Cory Arcangel

Cory Arcangel intervened in the fair’s gallery selection process. Arcangel hid a golden ticket inside one of hundreds of chocolate bars which were sent to all the galleries who were unsuccessful in their application to this year’s fair. Studiò di Giovanna Simonetta was the finder of the golden ticket and was allocated a stand at Frieze Art Fair 2008.
Pavel Büchler

Pavel Büchler delights in drawing attention to the obvious and his project was an expression of the metaphorical climate of the fair. Reinforcing the experience of dislocation from reality, his piece confounded the senses of visitors in the entrance corridor by playing sounds that represented the opposite of actual external weather conditions.
Ceal Floyer

Ceal Floyer worked with one of the ubiquitous irritations of social life: the placing of a folded beer mat under a table leg to stabilize it. In fact the idea of steadying an uneven surface was turned on its head and instead a situation of co-dependence was created, with all the legs of the table being balanced on beer mats and relying on each other to create ‘stability’.
Tue Greenfort

Tue Greenfort excavated a chamber between gallery stands to present an installation that was both a space to relax and – literally – a distillation of the essence of visitors to the fair.

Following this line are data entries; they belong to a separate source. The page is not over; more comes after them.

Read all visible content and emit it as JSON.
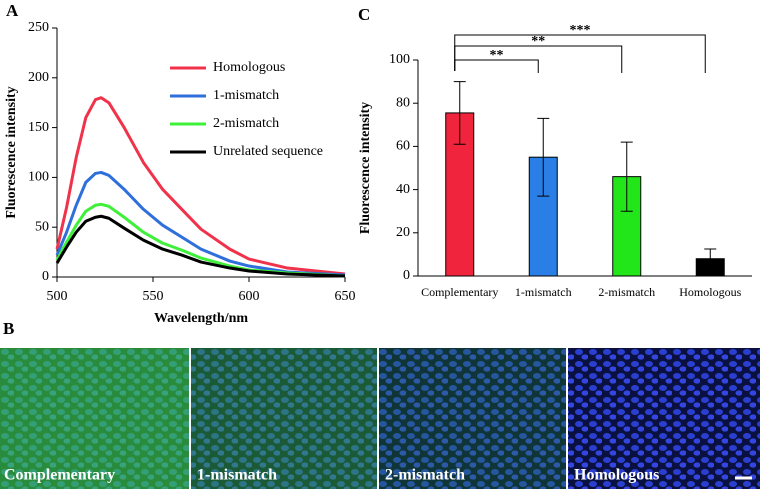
{
  "panel_labels": [
    "A",
    "B",
    "C"
  ],
  "chart_data": [
    {
      "type": "line",
      "xlabel": "Wavelength/nm",
      "ylabel": "Fluorescence intensity",
      "x": [
        500,
        505,
        510,
        515,
        520,
        523,
        527,
        535,
        545,
        555,
        565,
        575,
        590,
        600,
        620,
        650
      ],
      "xlim": [
        500,
        650
      ],
      "xticks": [
        500,
        550,
        600,
        650
      ],
      "ylim": [
        0,
        250
      ],
      "yticks": [
        0,
        50,
        100,
        150,
        200,
        250
      ],
      "legend": "upper right",
      "series": [
        {
          "name": "Homologous",
          "color": "#f0324b",
          "values": [
            28,
            70,
            120,
            160,
            178,
            180,
            175,
            150,
            115,
            88,
            68,
            48,
            28,
            18,
            9,
            3
          ]
        },
        {
          "name": "1-mismatch",
          "color": "#2f6fdb",
          "values": [
            22,
            45,
            72,
            95,
            104,
            105,
            102,
            88,
            68,
            52,
            40,
            28,
            16,
            11,
            5,
            2
          ]
        },
        {
          "name": "2-mismatch",
          "color": "#3ef03a",
          "values": [
            17,
            35,
            52,
            66,
            72,
            73,
            71,
            60,
            45,
            34,
            27,
            19,
            11,
            7,
            4,
            1
          ]
        },
        {
          "name": "Unrelated sequence",
          "color": "#000000",
          "values": [
            14,
            30,
            45,
            56,
            60,
            61,
            59,
            49,
            37,
            28,
            22,
            15,
            9,
            6,
            3,
            1
          ]
        }
      ]
    },
    {
      "type": "bar",
      "ylabel": "Fluorescence intensity",
      "categories": [
        "Complementary",
        "1-mismatch",
        "2-mismatch",
        "Homologous"
      ],
      "values": [
        75.5,
        55,
        46,
        8
      ],
      "errors": [
        14.5,
        18,
        16,
        4.5
      ],
      "colors": [
        "#f0243c",
        "#2a7fe6",
        "#22e619",
        "#000000"
      ],
      "ylim": [
        0,
        100
      ],
      "yticks": [
        0,
        20,
        40,
        60,
        80,
        100
      ],
      "annotations": [
        {
          "from": 0,
          "to": 1,
          "label": "**"
        },
        {
          "from": 0,
          "to": 2,
          "label": "**"
        },
        {
          "from": 0,
          "to": 3,
          "label": "***"
        }
      ]
    }
  ],
  "panel_b": {
    "captions": [
      "Complementary",
      "1-mismatch",
      "2-mismatch",
      "Homologous"
    ]
  }
}
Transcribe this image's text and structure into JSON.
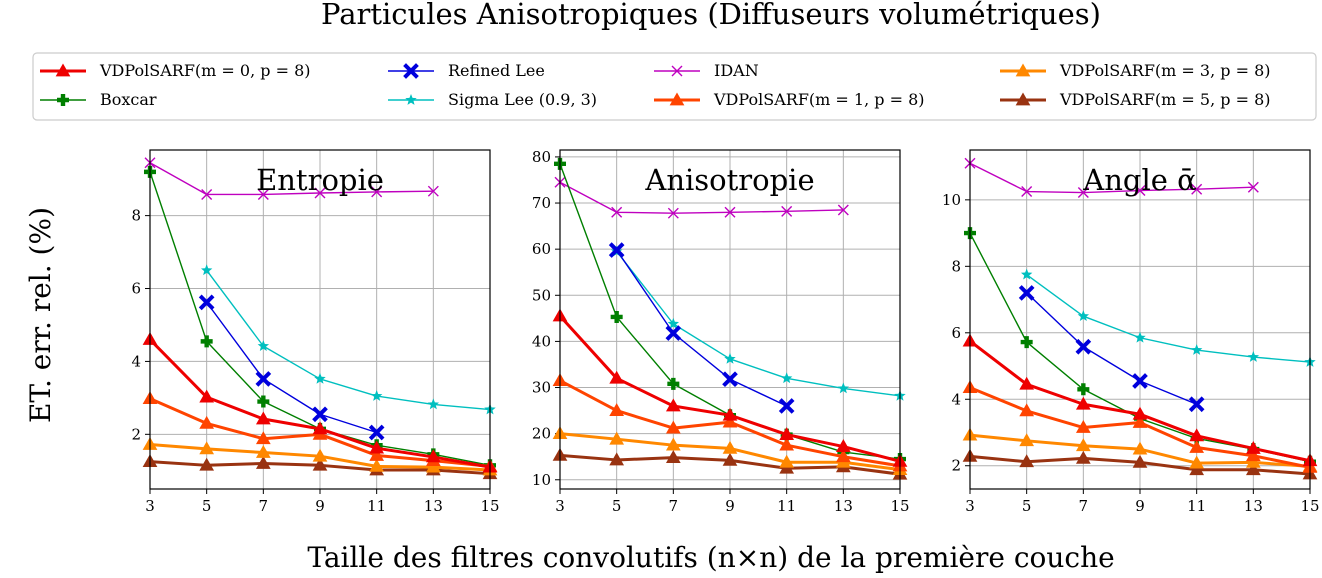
{
  "figure": {
    "suptitle": "Particules Anisotropiques (Diffuseurs volumétriques)",
    "supxlabel": "Taille des filtres convolutifs (n×n) de la première couche",
    "supylabel": "ET. err. rel. (%)"
  },
  "legend": {
    "placement": "top",
    "items": [
      {
        "label": "VDPolSARF(m = 0, p = 8)",
        "color": "#ee0000",
        "marker": "triangle-up",
        "width": "thick"
      },
      {
        "label": "Boxcar",
        "color": "#007f00",
        "marker": "plus",
        "width": "thin"
      },
      {
        "label": "Refined Lee",
        "color": "#0000dd",
        "marker": "x-filled",
        "width": "thin"
      },
      {
        "label": "Sigma Lee (0.9, 3)",
        "color": "#00bfbf",
        "marker": "star",
        "width": "thin"
      },
      {
        "label": "IDAN",
        "color": "#bf00bf",
        "marker": "x",
        "width": "thin"
      },
      {
        "label": "VDPolSARF(m = 1, p = 8)",
        "color": "#ff4400",
        "marker": "triangle-up",
        "width": "thick"
      },
      {
        "label": "VDPolSARF(m = 3, p = 8)",
        "color": "#ff8800",
        "marker": "triangle-up",
        "width": "thick"
      },
      {
        "label": "VDPolSARF(m = 5, p = 8)",
        "color": "#993311",
        "marker": "triangle-up",
        "width": "thick"
      }
    ]
  },
  "chart_data": [
    {
      "type": "line",
      "title": "Entropie",
      "x": [
        3,
        5,
        7,
        9,
        11,
        13,
        15
      ],
      "xlim": [
        3,
        15
      ],
      "ylim": [
        0.5,
        9.8
      ],
      "xticks": [
        3,
        5,
        7,
        9,
        11,
        13,
        15
      ],
      "yticks": [
        2,
        4,
        6,
        8
      ],
      "grid": true,
      "series": [
        {
          "name": "IDAN",
          "values": [
            9.45,
            8.58,
            8.58,
            8.62,
            8.65,
            8.67,
            null
          ]
        },
        {
          "name": "Boxcar",
          "values": [
            9.2,
            4.55,
            2.9,
            2.15,
            1.7,
            1.45,
            1.15
          ]
        },
        {
          "name": "Sigma Lee (0.9, 3)",
          "values": [
            null,
            6.5,
            4.42,
            3.52,
            3.05,
            2.82,
            2.68
          ]
        },
        {
          "name": "Refined Lee",
          "values": [
            null,
            5.62,
            3.52,
            2.55,
            2.05,
            null,
            null
          ]
        },
        {
          "name": "VDPolSARF(m = 0, p = 8)",
          "values": [
            4.6,
            3.02,
            2.42,
            2.15,
            1.62,
            1.38,
            1.1
          ]
        },
        {
          "name": "VDPolSARF(m = 1, p = 8)",
          "values": [
            2.98,
            2.3,
            1.88,
            2.0,
            1.42,
            1.28,
            1.12
          ]
        },
        {
          "name": "VDPolSARF(m = 3, p = 8)",
          "values": [
            1.72,
            1.6,
            1.5,
            1.4,
            1.12,
            1.1,
            1.02
          ]
        },
        {
          "name": "VDPolSARF(m = 5, p = 8)",
          "values": [
            1.25,
            1.15,
            1.2,
            1.15,
            1.02,
            1.02,
            0.92
          ]
        }
      ]
    },
    {
      "type": "line",
      "title": "Anisotropie",
      "x": [
        3,
        5,
        7,
        9,
        11,
        13,
        15
      ],
      "xlim": [
        3,
        15
      ],
      "ylim": [
        8,
        81.5
      ],
      "xticks": [
        3,
        5,
        7,
        9,
        11,
        13,
        15
      ],
      "yticks": [
        10,
        20,
        30,
        40,
        50,
        60,
        70,
        80
      ],
      "grid": true,
      "series": [
        {
          "name": "IDAN",
          "values": [
            74.5,
            68.0,
            67.8,
            68.0,
            68.2,
            68.5,
            null
          ]
        },
        {
          "name": "Boxcar",
          "values": [
            78.5,
            45.3,
            30.8,
            24.0,
            19.8,
            16.0,
            14.5
          ]
        },
        {
          "name": "Sigma Lee (0.9, 3)",
          "values": [
            null,
            59.5,
            43.8,
            36.2,
            32.0,
            29.8,
            28.2
          ]
        },
        {
          "name": "Refined Lee",
          "values": [
            null,
            59.8,
            41.8,
            31.8,
            26.0,
            null,
            null
          ]
        },
        {
          "name": "VDPolSARF(m = 0, p = 8)",
          "values": [
            45.5,
            32.0,
            26.0,
            24.0,
            19.8,
            17.2,
            14.0
          ]
        },
        {
          "name": "VDPolSARF(m = 1, p = 8)",
          "values": [
            31.5,
            25.0,
            21.2,
            22.5,
            17.5,
            15.0,
            13.0
          ]
        },
        {
          "name": "VDPolSARF(m = 3, p = 8)",
          "values": [
            20.0,
            18.8,
            17.5,
            16.8,
            13.8,
            13.8,
            12.2
          ]
        },
        {
          "name": "VDPolSARF(m = 5, p = 8)",
          "values": [
            15.3,
            14.3,
            14.8,
            14.2,
            12.5,
            12.8,
            11.2
          ]
        }
      ]
    },
    {
      "type": "line",
      "title": "Angle ᾱ",
      "x": [
        3,
        5,
        7,
        9,
        11,
        13,
        15
      ],
      "xlim": [
        3,
        15
      ],
      "ylim": [
        1.3,
        11.5
      ],
      "xticks": [
        3,
        5,
        7,
        9,
        11,
        13,
        15
      ],
      "yticks": [
        2,
        4,
        6,
        8,
        10
      ],
      "grid": true,
      "series": [
        {
          "name": "IDAN",
          "values": [
            11.1,
            10.25,
            10.22,
            10.28,
            10.32,
            10.38,
            null
          ]
        },
        {
          "name": "Boxcar",
          "values": [
            9.0,
            5.72,
            4.3,
            3.42,
            2.82,
            2.5,
            2.12
          ]
        },
        {
          "name": "Sigma Lee (0.9, 3)",
          "values": [
            null,
            7.75,
            6.5,
            5.85,
            5.48,
            5.27,
            5.12
          ]
        },
        {
          "name": "Refined Lee",
          "values": [
            null,
            7.2,
            5.58,
            4.55,
            3.85,
            null,
            null
          ]
        },
        {
          "name": "VDPolSARF(m = 0, p = 8)",
          "values": [
            5.75,
            4.45,
            3.85,
            3.55,
            2.9,
            2.52,
            2.15
          ]
        },
        {
          "name": "VDPolSARF(m = 1, p = 8)",
          "values": [
            4.35,
            3.65,
            3.15,
            3.3,
            2.55,
            2.3,
            1.95
          ]
        },
        {
          "name": "VDPolSARF(m = 3, p = 8)",
          "values": [
            2.92,
            2.75,
            2.6,
            2.5,
            2.08,
            2.1,
            1.98
          ]
        },
        {
          "name": "VDPolSARF(m = 5, p = 8)",
          "values": [
            2.28,
            2.12,
            2.22,
            2.1,
            1.88,
            1.88,
            1.75
          ]
        }
      ]
    }
  ]
}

While inside a darkened room filled with the sound of waves, dehumidification equipment imperceptibly extracted moisture from unsuspecting visitors.
Sharon Hayes

Sharon Hayes presented a performance that increased in intensity on each subsequent day of the fair. The performance was an exposure of the constitution of the fair’s audience and reflected notions of inclusivity, exclusivity and advantaged information.
Jeppe Hein

Jeppe Hein drew together the artificial construction of the fair with the natural surroundings of the park in an installation of subtly animated trees outside the entrance to the fair. Creating a visually unsettling illusion, the piece was also an encouragement to pause before the frenetic human activity inside the tent.
Norma Jeane

Norma Jeane, an artist who works outside the commercial gallery system, presented a performance that depended on audience participation. The piece was both a commentary on how the once-social activity of smoking has been transformed through regulation and legislation into something deeply-antisocial, and a presentation of the heightened discomfort required to indulge private pleasure in public space.
Agnieszka Kurant

Agnieszka Kurant presented a trio of trained parrots that were taught to use an alternative language. Both a reflection on nature behaving unnaturally and a caricature of the zoo-like atmosphere of the art fair and the self-reflexive communication of the art world. Referring to two similar but unrealized projects by other artists, Kurant questioned the notions of copyright and the marketplace.
Bert Rodriguez

Bert Rodriguez created a performance-based installation project consisting of a massage station located in a centralized, highly trafficked area of the fair. At certain times for the duration of the fair, the artist was available to perform a ten minute foot massage for any weary visitors walking through.
Allen Ruppersberg

Allen Ruppersberg followed in the tradition of the travelling bard by performing and selling poems at reduced prices during the time of the fair. Setting up an ad-hoc stall inside the Koenig bookstore, Ruppersberg brought some of the anti-commercialism of the beat era to the slick marketplace of the art fair.
Andreas Slominski

Andreas Slominski furnished the fair with elements familiar from public spaces overseas but rare in the UK. Digital signage in various location inside the fair played with received notions of time and climate and disrupted expectations of trust in so-called official information.
Kling & Bang

Sirkus, a bar in the scruffy downtown area of Reykjavik, was demolished this spring after serving for nine years as a living landmark and the hub of the city’s alternative arts scene. Kling & Bang, a gallery run by eight enthusiastic artists, not only helped the owner save the bar’s façade and interior, but also resolved to bring it to the UK and re-erect it at Frieze Art Fair. In an echo of the travelling circus invoked by the bar’s name, this place of celebration and creation moved town for a few short days.
MUSAC, Museo de Arte Contemporáneo de Castilla y León

MUSAC opened on 1 April 2005 in the city of León, Spain, with the aim of providing the local community with a venue for contemporary art and of gaining a strong national and international reputation for its collection and public programmes. As a partner institution at Frieze Art Fair 2008, MUSAC intended to challenge the traditional role of institutions at art fairs.